Yesterday, Premier Scott Moe announced new health measures to stem the surge of COVID-19 cases that is endangering Saskatchewan residents’ lives and threatening the integrity of our health care system. Unfortunately, the premier is still not taking the fourth wave seriously enough. Education workers in this province welcome these measures but need the province to know that they are not enough.
“The education system is already seeing outbreaks all over the province,” said Rob Westfield, an education support worker and chair of CUPE Saskatchewan’s Education Workers’ Steering Committee. “Our provincial leaders have failed to protect children and the people who work with them every day.”
While the premier has finally acknowledged that province-wide measures such as indoor masking are necessary to prevent more people from dying, school divisions across the province are still left to decide their own approach to the pandemic, and they will not be able to do enough without provincial support. Some divisions, such as Saskatoon, that already have mask mandates in place have seen dozens of cases in the few weeks school has been back in session. Clearly, more needs to be done. This lack of action is especially egregious given that children under 12 are not eligible for vaccination.
“Even if 100 per cent of eligible people in Saskatchewan were fully immunized tomorrow, more than 200,000 children would still be vulnerable to COVID,” added Westfield. “When Scott Moe says this is a pandemic of the ‘unvaccinated,’ he is talking about the children of this province.”
For students and education workers, more action is needed, and every day without it puts more people’s lives at risk. The province needs to put together a single set of regulations for every school division to follow. These regulations must include mandated cleaning at the same level as the 2020-21 school year; cohorting for students and all educational workers, not only teachers; and a specific, robust outline of how schools will deal with positive cases.
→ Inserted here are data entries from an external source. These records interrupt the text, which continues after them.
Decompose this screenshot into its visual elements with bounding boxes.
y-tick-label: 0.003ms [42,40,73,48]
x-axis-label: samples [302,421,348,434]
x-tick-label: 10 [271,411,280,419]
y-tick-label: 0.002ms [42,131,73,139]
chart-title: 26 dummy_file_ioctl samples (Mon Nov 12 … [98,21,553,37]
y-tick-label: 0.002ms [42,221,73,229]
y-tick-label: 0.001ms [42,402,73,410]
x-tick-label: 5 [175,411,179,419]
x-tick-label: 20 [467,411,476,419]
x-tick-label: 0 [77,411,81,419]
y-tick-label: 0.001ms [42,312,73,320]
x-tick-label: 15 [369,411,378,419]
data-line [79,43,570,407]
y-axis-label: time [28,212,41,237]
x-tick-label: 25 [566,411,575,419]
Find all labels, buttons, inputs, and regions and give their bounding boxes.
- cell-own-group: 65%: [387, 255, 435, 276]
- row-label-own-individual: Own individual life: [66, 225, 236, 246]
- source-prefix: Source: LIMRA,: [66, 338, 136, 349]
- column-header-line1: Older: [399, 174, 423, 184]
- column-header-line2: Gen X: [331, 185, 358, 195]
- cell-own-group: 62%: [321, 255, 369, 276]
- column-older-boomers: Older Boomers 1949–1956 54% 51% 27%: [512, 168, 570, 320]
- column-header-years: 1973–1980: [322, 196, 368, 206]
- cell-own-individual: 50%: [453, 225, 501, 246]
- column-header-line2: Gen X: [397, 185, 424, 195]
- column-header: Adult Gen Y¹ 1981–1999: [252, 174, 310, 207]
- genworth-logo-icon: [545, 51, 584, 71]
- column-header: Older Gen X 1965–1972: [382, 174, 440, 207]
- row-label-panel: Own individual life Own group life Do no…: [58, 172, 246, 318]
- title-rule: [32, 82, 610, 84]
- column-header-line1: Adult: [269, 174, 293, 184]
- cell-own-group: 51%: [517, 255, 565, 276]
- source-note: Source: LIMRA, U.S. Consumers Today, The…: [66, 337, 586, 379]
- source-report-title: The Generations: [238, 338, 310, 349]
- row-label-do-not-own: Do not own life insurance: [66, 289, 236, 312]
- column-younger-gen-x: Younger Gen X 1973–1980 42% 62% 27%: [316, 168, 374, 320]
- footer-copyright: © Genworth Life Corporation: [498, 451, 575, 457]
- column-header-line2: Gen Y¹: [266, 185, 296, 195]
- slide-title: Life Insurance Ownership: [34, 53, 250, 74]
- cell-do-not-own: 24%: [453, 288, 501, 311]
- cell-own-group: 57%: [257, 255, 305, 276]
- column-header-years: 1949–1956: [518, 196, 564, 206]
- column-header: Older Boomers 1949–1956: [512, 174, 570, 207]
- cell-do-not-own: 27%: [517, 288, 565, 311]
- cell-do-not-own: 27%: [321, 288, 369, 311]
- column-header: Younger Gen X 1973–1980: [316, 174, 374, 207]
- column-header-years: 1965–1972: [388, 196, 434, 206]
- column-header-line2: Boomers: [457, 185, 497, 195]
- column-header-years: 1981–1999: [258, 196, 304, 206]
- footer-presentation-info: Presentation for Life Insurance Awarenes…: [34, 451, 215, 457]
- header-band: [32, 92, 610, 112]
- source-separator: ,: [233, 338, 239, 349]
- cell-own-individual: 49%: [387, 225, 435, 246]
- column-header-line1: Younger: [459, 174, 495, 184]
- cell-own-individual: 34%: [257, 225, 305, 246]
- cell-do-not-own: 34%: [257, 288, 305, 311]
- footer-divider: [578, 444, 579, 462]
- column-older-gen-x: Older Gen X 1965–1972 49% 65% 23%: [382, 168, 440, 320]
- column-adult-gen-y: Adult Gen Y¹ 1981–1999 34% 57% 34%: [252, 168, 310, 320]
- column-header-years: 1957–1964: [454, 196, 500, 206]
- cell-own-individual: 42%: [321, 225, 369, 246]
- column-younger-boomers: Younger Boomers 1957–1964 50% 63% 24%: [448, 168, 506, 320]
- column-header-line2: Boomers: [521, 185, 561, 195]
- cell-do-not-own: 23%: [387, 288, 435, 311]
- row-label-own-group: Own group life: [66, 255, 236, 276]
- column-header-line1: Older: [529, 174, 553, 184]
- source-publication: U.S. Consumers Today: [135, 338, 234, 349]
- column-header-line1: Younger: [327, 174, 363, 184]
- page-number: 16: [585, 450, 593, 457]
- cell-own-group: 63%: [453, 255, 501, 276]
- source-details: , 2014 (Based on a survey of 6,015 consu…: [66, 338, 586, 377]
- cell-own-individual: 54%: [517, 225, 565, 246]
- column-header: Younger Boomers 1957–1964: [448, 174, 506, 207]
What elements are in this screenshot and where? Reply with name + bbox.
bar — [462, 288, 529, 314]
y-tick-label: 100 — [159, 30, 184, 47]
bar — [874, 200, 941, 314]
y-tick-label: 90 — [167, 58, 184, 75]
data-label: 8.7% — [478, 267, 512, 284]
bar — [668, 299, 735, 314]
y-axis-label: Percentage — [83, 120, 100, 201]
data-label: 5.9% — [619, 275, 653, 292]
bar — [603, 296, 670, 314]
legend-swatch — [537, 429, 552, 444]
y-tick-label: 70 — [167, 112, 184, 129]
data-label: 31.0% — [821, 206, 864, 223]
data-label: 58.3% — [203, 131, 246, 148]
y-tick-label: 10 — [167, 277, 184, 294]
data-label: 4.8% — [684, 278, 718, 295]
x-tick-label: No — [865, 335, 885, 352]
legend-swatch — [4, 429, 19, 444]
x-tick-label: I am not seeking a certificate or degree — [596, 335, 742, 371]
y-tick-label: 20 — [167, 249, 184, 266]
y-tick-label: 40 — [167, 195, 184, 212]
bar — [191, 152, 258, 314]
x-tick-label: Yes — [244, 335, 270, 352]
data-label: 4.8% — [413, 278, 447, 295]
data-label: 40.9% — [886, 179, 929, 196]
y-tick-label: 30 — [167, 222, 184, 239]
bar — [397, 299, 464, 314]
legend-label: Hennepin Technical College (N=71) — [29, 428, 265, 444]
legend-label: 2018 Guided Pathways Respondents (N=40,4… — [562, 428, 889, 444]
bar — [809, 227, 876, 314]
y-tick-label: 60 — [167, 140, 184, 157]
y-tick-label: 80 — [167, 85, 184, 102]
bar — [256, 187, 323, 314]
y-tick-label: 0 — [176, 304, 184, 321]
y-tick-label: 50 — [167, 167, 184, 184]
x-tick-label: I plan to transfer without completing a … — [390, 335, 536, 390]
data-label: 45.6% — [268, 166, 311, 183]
These regulations must be supported by adequate funding for the school divisions.
“Premier Moe needs to stop worrying about how his actions might affect support for his federal counterparts on September 20,” said Westfield, “and he needs to stop trying to avoid upsetting his voting base. Instead, he needs to worry about the health and safety of our province’s children. It’s clear that this is not at the top of his mind right now.”